Yes, it’s an honor system

Sure, a juror could possibly Google something about a trial, not tell anyone and form an opinion that influenced their debates. But that is not playing by the rules. A trial involves a discrete set of facts and issues and rules. That’s the beauty of it.

Philosophically, a jury is about the wisdom of the group and self-policing in action.

You aren’t allowed to just take in any media clickbait and consider it. Court forces you to be a more clean and discerning mind. Let me tell you, during voir dire, people have revealed to me terrible truths about their lives: That their mother was raped and left for dead in a ditch and as a consequence they spent their entire childhood moving from city to city in paranoid fear. People state outright they hate law enforcement, certain ethnicities or the government itself. Potential jurors are brutally honest in front of strangers and the strangeness of being asked to be a part of state power.

As an attorney it is amazing to see and experience that level of honesty in random citizens. You cannot help but be moved by it. So when a judge instructs, “Do not Google …” I believe the jurors will not. The instruction “not to Google” is just an extension of the overall instruction not to bring in outside information.

Yes, it’s an honor system. But, for the cynical readers out there, it’s also an efficient one. There is nothing a juror hates more than wasted time.

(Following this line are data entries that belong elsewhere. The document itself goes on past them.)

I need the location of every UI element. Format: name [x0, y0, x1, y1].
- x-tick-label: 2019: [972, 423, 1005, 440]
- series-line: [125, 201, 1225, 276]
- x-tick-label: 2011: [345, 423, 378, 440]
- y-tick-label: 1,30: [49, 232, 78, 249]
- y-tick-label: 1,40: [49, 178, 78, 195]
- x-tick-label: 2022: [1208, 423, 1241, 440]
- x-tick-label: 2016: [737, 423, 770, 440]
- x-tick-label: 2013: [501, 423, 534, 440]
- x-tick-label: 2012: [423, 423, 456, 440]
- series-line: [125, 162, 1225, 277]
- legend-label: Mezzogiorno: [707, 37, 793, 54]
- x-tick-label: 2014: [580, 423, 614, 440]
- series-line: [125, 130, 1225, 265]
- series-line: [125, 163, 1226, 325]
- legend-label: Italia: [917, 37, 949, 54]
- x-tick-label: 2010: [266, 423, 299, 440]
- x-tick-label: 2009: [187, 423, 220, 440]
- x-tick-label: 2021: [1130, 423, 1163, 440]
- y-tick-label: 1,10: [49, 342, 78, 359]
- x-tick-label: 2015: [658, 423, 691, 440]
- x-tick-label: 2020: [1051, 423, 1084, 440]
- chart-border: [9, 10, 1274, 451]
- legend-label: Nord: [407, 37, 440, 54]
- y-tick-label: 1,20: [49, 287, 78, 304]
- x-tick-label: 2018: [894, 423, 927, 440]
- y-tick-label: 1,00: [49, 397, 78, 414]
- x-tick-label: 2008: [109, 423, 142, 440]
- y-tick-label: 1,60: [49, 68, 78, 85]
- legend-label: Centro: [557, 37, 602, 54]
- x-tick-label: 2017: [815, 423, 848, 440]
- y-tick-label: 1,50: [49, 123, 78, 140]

If a jury gets tainted by outside information about a case, a mistrial can occur and the whole trial starts over with a new set of jurors. One juror Googling an issue in evidence risks the time and weeks of work the entire jury is putting in listening to all the evidence and the efforts of plaintiffs and defendants in putting on a trial. It’s just not worth it.

The judicial system trusts a jury to come to a just outcome that affects people’s lives. At a minimum, we have to trust that jurors have the maturity and restraint not to Google issues in evidence.